Courtyard Palimpsest

Existing Conditions

Problem

Courtyard palimpsest: A local business owner and his wife have purchased a hundred and twenty-five year old gatehouse, depicted to the right, in one of Pittsburgh’s nicest neighborhoods. We were planning to renovate the home until a tree fell on it and destroyed it just after the closing. Really, you can’t make these things up!

Yet we want to save as much of the existing building as we can. Old buildings form tangible connections to Pittsburgh’s history. Preserving these connections makes the experience of our city richer.

So what to do?

Strategy

Our plan is to save the stone walls of the old home – They represent old Pittsburgh at its best  – and to fashion from within the old building outline 1) an exterior garden courtyard that preserves the outline of the old home and 2) an interior art gallery for the owner’s collection.
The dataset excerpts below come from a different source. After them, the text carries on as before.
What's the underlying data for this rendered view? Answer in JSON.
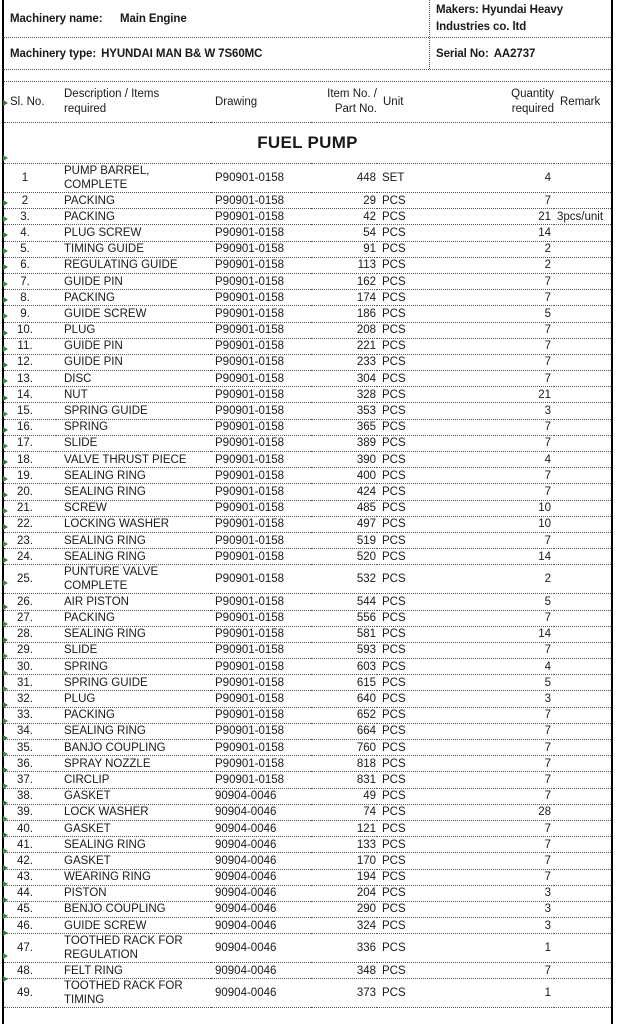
{
  "document": {
    "header": {
      "machinery_name_label": "Machinery name:",
      "machinery_name_value": "Main Engine",
      "makers_line1": "Makers: Hyundai Heavy",
      "makers_line2": "Industries co. ltd",
      "machinery_type_label": "Machinery type:",
      "machinery_type_value": "HYUNDAI MAN B& W 7S60MC",
      "serial_label": "Serial No:",
      "serial_value": "AA2737"
    },
    "table": {
      "columns": {
        "sl_no": "Sl. No.",
        "description_line1": "Description / Items",
        "description_line2": "required",
        "drawing": "Drawing",
        "item_no_line1": "Item No. /",
        "item_no_line2": "Part No.",
        "unit": "Unit",
        "quantity_line1": "Quantity",
        "quantity_line2": "required",
        "remark": "Remark"
      },
      "section_title": "FUEL PUMP",
      "rows": [
        {
          "sl": "1",
          "desc": "PUMP BARREL, COMPLETE",
          "drawing": "P90901-0158",
          "item": "448",
          "unit": "SET",
          "qty": "4",
          "remark": "",
          "tall": true
        },
        {
          "sl": "2",
          "desc": "PACKING",
          "drawing": "P90901-0158",
          "item": "29",
          "unit": "PCS",
          "qty": "7",
          "remark": "",
          "tall": false
        },
        {
          "sl": "3.",
          "desc": "PACKING",
          "drawing": "P90901-0158",
          "item": "42",
          "unit": "PCS",
          "qty": "21",
          "remark": "3pcs/unit",
          "tall": false
        },
        {
          "sl": "4.",
          "desc": "PLUG SCREW",
          "drawing": "P90901-0158",
          "item": "54",
          "unit": "PCS",
          "qty": "14",
          "remark": "",
          "tall": false
        },
        {
          "sl": "5.",
          "desc": "TIMING GUIDE",
          "drawing": "P90901-0158",
          "item": "91",
          "unit": "PCS",
          "qty": "2",
          "remark": "",
          "tall": false
        },
        {
          "sl": "6.",
          "desc": "REGULATING GUIDE",
          "drawing": "P90901-0158",
          "item": "113",
          "unit": "PCS",
          "qty": "2",
          "remark": "",
          "tall": false
        },
        {
          "sl": "7.",
          "desc": "GUIDE PIN",
          "drawing": "P90901-0158",
          "item": "162",
          "unit": "PCS",
          "qty": "7",
          "remark": "",
          "tall": false
        },
        {
          "sl": "8.",
          "desc": "PACKING",
          "drawing": "P90901-0158",
          "item": "174",
          "unit": "PCS",
          "qty": "7",
          "remark": "",
          "tall": false
        },
        {
          "sl": "9.",
          "desc": "GUIDE SCREW",
          "drawing": "P90901-0158",
          "item": "186",
          "unit": "PCS",
          "qty": "5",
          "remark": "",
          "tall": false
        },
        {
          "sl": "10.",
          "desc": "PLUG",
          "drawing": "P90901-0158",
          "item": "208",
          "unit": "PCS",
          "qty": "7",
          "remark": "",
          "tall": false
        },
        {
          "sl": "11.",
          "desc": "GUIDE PIN",
          "drawing": "P90901-0158",
          "item": "221",
          "unit": "PCS",
          "qty": "7",
          "remark": "",
          "tall": false
        },
        {
          "sl": "12.",
          "desc": "GUIDE PIN",
          "drawing": "P90901-0158",
          "item": "233",
          "unit": "PCS",
          "qty": "7",
          "remark": "",
          "tall": false
        },
        {
          "sl": "13.",
          "desc": "DISC",
          "drawing": "P90901-0158",
          "item": "304",
          "unit": "PCS",
          "qty": "7",
          "remark": "",
          "tall": false
        },
        {
          "sl": "14.",
          "desc": "NUT",
          "drawing": "P90901-0158",
          "item": "328",
          "unit": "PCS",
          "qty": "21",
          "remark": "",
          "tall": false
        },
        {
          "sl": "15.",
          "desc": "SPRING GUIDE",
          "drawing": "P90901-0158",
          "item": "353",
          "unit": "PCS",
          "qty": "3",
          "remark": "",
          "tall": false
        },
        {
          "sl": "16.",
          "desc": "SPRING",
          "drawing": "P90901-0158",
          "item": "365",
          "unit": "PCS",
          "qty": "7",
          "remark": "",
          "tall": false
        },
        {
          "sl": "17.",
          "desc": "SLIDE",
          "drawing": "P90901-0158",
          "item": "389",
          "unit": "PCS",
          "qty": "7",
          "remark": "",
          "tall": false
        },
        {
          "sl": "18.",
          "desc": "VALVE THRUST PIECE",
          "drawing": "P90901-0158",
          "item": "390",
          "unit": "PCS",
          "qty": "4",
          "remark": "",
          "tall": false
        },
        {
          "sl": "19.",
          "desc": "SEALING RING",
          "drawing": "P90901-0158",
          "item": "400",
          "unit": "PCS",
          "qty": "7",
          "remark": "",
          "tall": false
        },
        {
          "sl": "20.",
          "desc": "SEALING RING",
          "drawing": "P90901-0158",
          "item": "424",
          "unit": "PCS",
          "qty": "7",
          "remark": "",
          "tall": false
        },
        {
          "sl": "21.",
          "desc": "SCREW",
          "drawing": "P90901-0158",
          "item": "485",
          "unit": "PCS",
          "qty": "10",
          "remark": "",
          "tall": false
        },
        {
          "sl": "22.",
          "desc": "LOCKING WASHER",
          "drawing": "P90901-0158",
          "item": "497",
          "unit": "PCS",
          "qty": "10",
          "remark": "",
          "tall": false
        },
        {
          "sl": "23.",
          "desc": "SEALING RING",
          "drawing": "P90901-0158",
          "item": "519",
          "unit": "PCS",
          "qty": "7",
          "remark": "",
          "tall": false
        },
        {
          "sl": "24.",
          "desc": "SEALING RING",
          "drawing": "P90901-0158",
          "item": "520",
          "unit": "PCS",
          "qty": "14",
          "remark": "",
          "tall": false
        },
        {
          "sl": "25.",
          "desc": "PUNTURE VALVE COMPLETE",
          "drawing": "P90901-0158",
          "item": "532",
          "unit": "PCS",
          "qty": "2",
          "remark": "",
          "tall": true
        },
        {
          "sl": "26.",
          "desc": "AIR PISTON",
          "drawing": "P90901-0158",
          "item": "544",
          "unit": "PCS",
          "qty": "5",
          "remark": "",
          "tall": false
        },
        {
          "sl": "27.",
          "desc": "PACKING",
          "drawing": "P90901-0158",
          "item": "556",
          "unit": "PCS",
          "qty": "7",
          "remark": "",
          "tall": false
        },
        {
          "sl": "28.",
          "desc": "SEALING RING",
          "drawing": "P90901-0158",
          "item": "581",
          "unit": "PCS",
          "qty": "14",
          "remark": "",
          "tall": false
        },
        {
          "sl": "29.",
          "desc": "SLIDE",
          "drawing": "P90901-0158",
          "item": "593",
          "unit": "PCS",
          "qty": "7",
          "remark": "",
          "tall": false
        },
        {
          "sl": "30.",
          "desc": "SPRING",
          "drawing": "P90901-0158",
          "item": "603",
          "unit": "PCS",
          "qty": "4",
          "remark": "",
          "tall": false
        },
        {
          "sl": "31.",
          "desc": "SPRING GUIDE",
          "drawing": "P90901-0158",
          "item": "615",
          "unit": "PCS",
          "qty": "5",
          "remark": "",
          "tall": false
        },
        {
          "sl": "32.",
          "desc": "PLUG",
          "drawing": "P90901-0158",
          "item": "640",
          "unit": "PCS",
          "qty": "3",
          "remark": "",
          "tall": false
        },
        {
          "sl": "33.",
          "desc": "PACKING",
          "drawing": "P90901-0158",
          "item": "652",
          "unit": "PCS",
          "qty": "7",
          "remark": "",
          "tall": false
        },
        {
          "sl": "34.",
          "desc": "SEALING RING",
          "drawing": "P90901-0158",
          "item": "664",
          "unit": "PCS",
          "qty": "7",
          "remark": "",
          "tall": false
        },
        {
          "sl": "35.",
          "desc": "BANJO COUPLING",
          "drawing": "P90901-0158",
          "item": "760",
          "unit": "PCS",
          "qty": "7",
          "remark": "",
          "tall": false
        },
        {
          "sl": "36.",
          "desc": "SPRAY NOZZLE",
          "drawing": "P90901-0158",
          "item": "818",
          "unit": "PCS",
          "qty": "7",
          "remark": "",
          "tall": false
        },
        {
          "sl": "37.",
          "desc": "CIRCLIP",
          "drawing": "P90901-0158",
          "item": "831",
          "unit": "PCS",
          "qty": "7",
          "remark": "",
          "tall": false
        },
        {
          "sl": "38.",
          "desc": "GASKET",
          "drawing": "90904-0046",
          "item": "49",
          "unit": "PCS",
          "qty": "7",
          "remark": "",
          "tall": false
        },
        {
          "sl": "39.",
          "desc": "LOCK WASHER",
          "drawing": "90904-0046",
          "item": "74",
          "unit": "PCS",
          "qty": "28",
          "remark": "",
          "tall": false
        },
        {
          "sl": "40.",
          "desc": "GASKET",
          "drawing": "90904-0046",
          "item": "121",
          "unit": "PCS",
          "qty": "7",
          "remark": "",
          "tall": false
        },
        {
          "sl": "41.",
          "desc": "SEALING RING",
          "drawing": "90904-0046",
          "item": "133",
          "unit": "PCS",
          "qty": "7",
          "remark": "",
          "tall": false
        },
        {
          "sl": "42.",
          "desc": "GASKET",
          "drawing": "90904-0046",
          "item": "170",
          "unit": "PCS",
          "qty": "7",
          "remark": "",
          "tall": false
        },
        {
          "sl": "43.",
          "desc": "WEARING RING",
          "drawing": "90904-0046",
          "item": "194",
          "unit": "PCS",
          "qty": "7",
          "remark": "",
          "tall": false
        },
        {
          "sl": "44.",
          "desc": "PISTON",
          "drawing": "90904-0046",
          "item": "204",
          "unit": "PCS",
          "qty": "3",
          "remark": "",
          "tall": false
        },
        {
          "sl": "45.",
          "desc": "BENJO COUPLING",
          "drawing": "90904-0046",
          "item": "290",
          "unit": "PCS",
          "qty": "3",
          "remark": "",
          "tall": false
        },
        {
          "sl": "46.",
          "desc": "GUIDE SCREW",
          "drawing": "90904-0046",
          "item": "324",
          "unit": "PCS",
          "qty": "3",
          "remark": "",
          "tall": false
        },
        {
          "sl": "47.",
          "desc": "TOOTHED RACK FOR REGULATION",
          "drawing": "90904-0046",
          "item": "336",
          "unit": "PCS",
          "qty": "1",
          "remark": "",
          "tall": true
        },
        {
          "sl": "48.",
          "desc": "FELT RING",
          "drawing": "90904-0046",
          "item": "348",
          "unit": "PCS",
          "qty": "7",
          "remark": "",
          "tall": false
        },
        {
          "sl": "49.",
          "desc": "TOOTHED RACK FOR TIMING",
          "drawing": "90904-0046",
          "item": "373",
          "unit": "PCS",
          "qty": "1",
          "remark": "",
          "tall": true
        }
      ]
    }
  },
  "colors": {
    "text": "#1a1a1a",
    "grid": "#555555",
    "frame": "#000000",
    "revision_mark": "#2f7a2f"
  }
}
We demolished the existing windows and frames within the existing walls but left the openings as they were, providing peek-a-boo views to and from the court.  The walls are ten foot high and should provide just the right amount of enclosure for the owners to have their privacy.

Then, we selectively demolished the rest of the home, which was basically torn beyond repair by the tree.  Now that the site is cleared, we plan to build a new home on the site that relates in size and configuration to the existing homes up and down the street.

The Palimpsest

A “palimpsest” is a parchment on which partially visible, previously written text is visible. Palimpsests add the dimension of time to a document because a viewer can tell that first one thing happened, then another. This design is a palimpsest because once construction is complete, one will be able to see inn an instant that first there was an old home, then there were just the walls, and then there was a new structure.

Precisely preserving the site’s history makes the design much stronger. The owners are onboard!

Process

Where are we on this at the moment?  Covid pricing has slowed our process: As of October, 2024, we’re trying to get the price down to where the owner needs to be.  On our end, we’ve received the Building Permit and have braced the existing walls so they can hold themselves up.